L’insurrection se passe aussi dans l’assiette, surtout si elle est savourée dans un lieu secret et intime. Lancée le 18 juin, date symbolique de l’Appel du général de Gaulle, la Résistance n’est pas un restaurant comme les autres. Il ouvre ses portes chaque week-end chez une Française qui se fait appeler “Aurélia Blanc” .
“Ce n’est pas un restaurant professionnel mais clandestin, avec une vraie expérience française” , résume la cheffe pétillante, installée à Los Angeles depuis trois ans. Pour s’y rendre, il faut suivre les instructions. Tout commence par un courriel avec la destination. Arrivé devant l’élégante demeure du quartier de Los Feliz, on frappe à la porte. “Mot de passe ?”, demande une voix derrière la grille. Une fois la formule donnée, vous pouvez pénétrer dans la bâtisse en passant par la cuisine, où vous découvrez la cheffe aux fourneaux, en train de faire flamber les crèmes brûlées ou de goûter le pot-au-feu qui mijote.
Vous pourrez découvrir l’arrière-cour, propice à une partie de pétanque ou de fléchettes, en savourant un apéritif aux accents du Sud, avant de vous installer à l’une des cinq tables portant le nom de ses auteurs préférés (Honoré Balzac, Molière, Voltaire, Victor Hugo, Emile Zola). “Mon grand-père était pâtissier chocolatier. Petite, je faisais mes confitures maison et je testais des recettes comme le lapin à la moutarde.”
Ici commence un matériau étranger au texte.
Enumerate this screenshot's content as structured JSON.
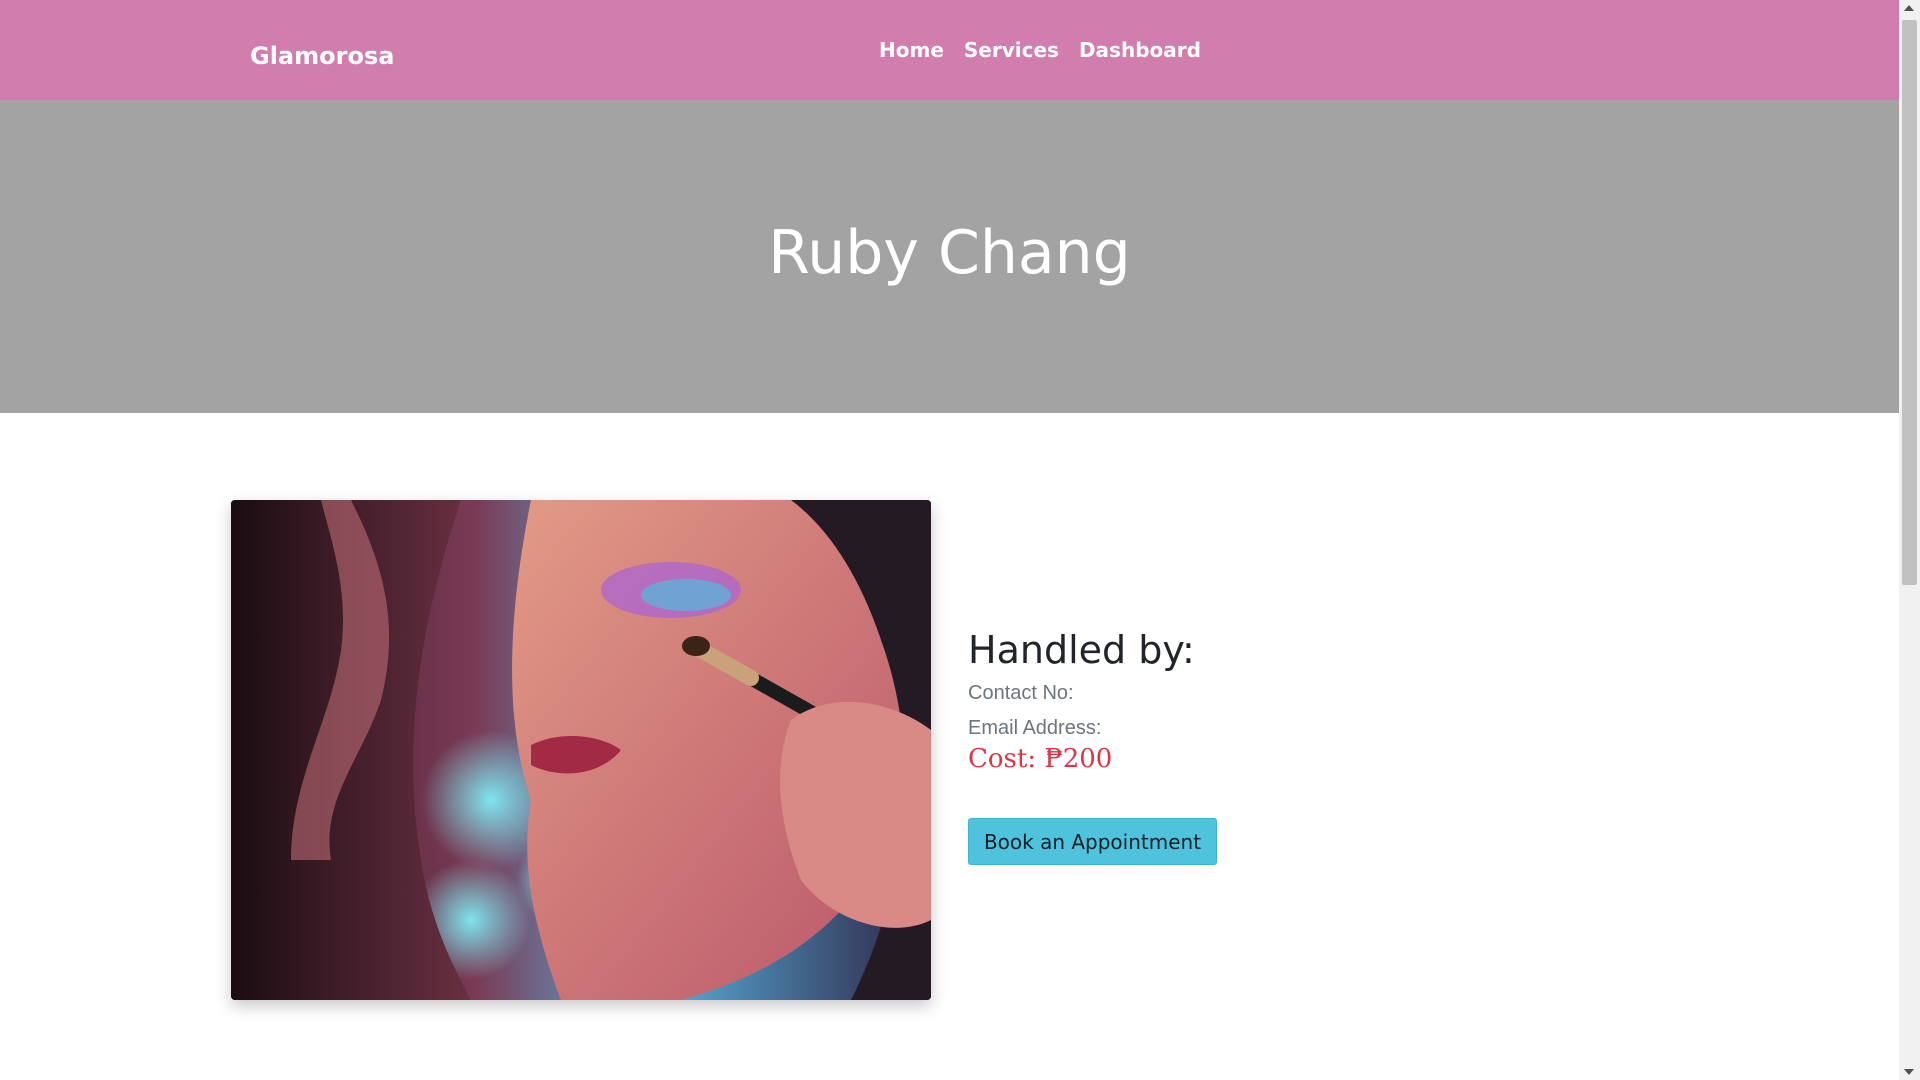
{
  "navbar": {
    "brand": "Glamorosa",
    "links": [
      {
        "label": "Home"
      },
      {
        "label": "Services"
      },
      {
        "label": "Dashboard"
      }
    ],
    "background_color": "#d17dae"
  },
  "hero": {
    "title": "Ruby Chang",
    "background_color": "#a3a3a3"
  },
  "service": {
    "image_alt": "makeup-application-photo",
    "handled_by_label": "Handled by:",
    "contact_label": "Contact No:",
    "email_label": "Email Address:",
    "cost_label": "Cost: ₱200",
    "book_button_label": "Book an Appointment",
    "button_color": "#4fc3dc",
    "cost_color": "#dc3545"
  }
}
En grandissant, “Aurélia Blanc” s’est orientée vers une autre passion, la musique, tout en continuant à cuisiner. L’arrivée dans sa demeure actuelle à Los Feliz lui a donné l’envie d’aller plus loin. “L’idée m’est venue alors que je jardinais. Je me suis dit que le patio était joli et qu’il ressemblait à un restaurant. Alors pourquoi ne pas en ouvrir un ? Ce n’est pas conventionnel, mais j’ai l’âme d’une résistante” , raconte-t-elle, en évoquant le passé résistant de son grand-père. Son entourage, habitué à savourer sa cuisine, l’a encouragé à se lancer dans ce projet.
Le concept n’est pas sans rappeler les restaurants clandestins qui se sont multipliés à New York pendant la crise de 2008, ouverts par des restaurateurs amateurs passionnés ou des individus à la recherche d’une manière créative de payer leur loyer. On ne peut pas ouvrir un espace commercial n’importe où, mais à La Résistance, les repas sont assimilés à des événements privés.
Sur place, ne vous attendez pas à de la cuisine moléculaire. “J’aime la cuisine traditionnelle, comme la blanquette de veau. A Los Angeles, il y a beaucoup de restaurants français américanisés. J’avais envie de faire découvrir les plats de grand-mères dans ce havre de paix.”
Jusqu’au mois d’octobre, Aurélia Blanc propose dîners (49 dollars) et brunches (35 dollars) le week-end, avec des plats aux goûts familiers: ratatouille, tartine provençale, quiche-lorraine, madeleines, pot-au-feu… “Je mise sur la qualité et l’authenticité. Je prépare le chocolat chaud à l’ancienne: à la casserole et remué avec une cuillère en bois” , assure celle qui a grandi entre Aix-en-Provence et Paris. De la vaisselle “Le Creuset” au café moulu par la cheffe en passant par la musique de fond (Gainsbourg, Brassens, Vanessa Paradis), la Résistance offre un retour en France le temps d’un repas.